Human-wildlife conflicts involving elephants, buffaloes, and other animals have increased in Namibia, according to the environment minister, especially in the north and northeastern parts of the country.
Namibia, like many other African countries, is attempting to strike a balance between protecting high-value species such as elephants and rhinos while also controlling the threat they pose when they encroach on human habitation.
Some of the country’s elephants have been auctioned off, while others have been relocated to national parks. The government will “kill” problem-causing animals in certain situations, according to the minister.
The plans have riled some conservationists, with several online petitions from animal rights groups.
Minister Pohamba Shifeta told lawmakers that elephants had caused the most damage to crops, water infrastructure and property in nine of the country’s 14 regions.

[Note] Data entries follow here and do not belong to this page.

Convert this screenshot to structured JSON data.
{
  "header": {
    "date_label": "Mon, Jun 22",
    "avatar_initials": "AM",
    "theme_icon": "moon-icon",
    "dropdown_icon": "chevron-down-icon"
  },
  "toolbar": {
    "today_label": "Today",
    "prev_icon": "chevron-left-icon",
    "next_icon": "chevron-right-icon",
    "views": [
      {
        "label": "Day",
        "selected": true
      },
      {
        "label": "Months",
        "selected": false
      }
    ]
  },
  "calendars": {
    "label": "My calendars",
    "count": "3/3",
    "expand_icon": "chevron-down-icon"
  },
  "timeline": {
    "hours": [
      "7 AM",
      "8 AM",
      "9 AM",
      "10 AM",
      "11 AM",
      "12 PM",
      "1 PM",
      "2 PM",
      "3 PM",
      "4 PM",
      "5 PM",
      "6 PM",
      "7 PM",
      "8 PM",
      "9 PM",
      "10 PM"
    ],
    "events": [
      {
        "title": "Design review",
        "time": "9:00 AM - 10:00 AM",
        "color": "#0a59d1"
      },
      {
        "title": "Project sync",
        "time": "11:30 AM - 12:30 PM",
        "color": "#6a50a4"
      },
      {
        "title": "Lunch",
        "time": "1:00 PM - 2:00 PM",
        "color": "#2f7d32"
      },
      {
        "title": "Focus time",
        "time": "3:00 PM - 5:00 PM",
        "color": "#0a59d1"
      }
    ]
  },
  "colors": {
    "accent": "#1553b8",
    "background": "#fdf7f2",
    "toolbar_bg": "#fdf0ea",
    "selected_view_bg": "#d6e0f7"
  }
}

Buffaloes were reported to be destroying crops in the Zambezi Region neighbouring Botswana and Zambia, while lions attacked livestock, Shifeta said.
That has added to stress from the current drought situation in regions near the border with Angola.
Namibia has experienced heavy rainfall and flooding in most parts of the country this year, but the northern areas of the country have received little showers.
Small-scale farmers living close to the Bwabwata National Park in northeastern Namibia say marauding elephants invading their fields and eating their near-mature crops are a threat to food security.
Wild dogs are also causing conflict in the Salambala Conservancy in the Zambezi Region as well as areas in the Kavango East and Otjozondjupa Regions.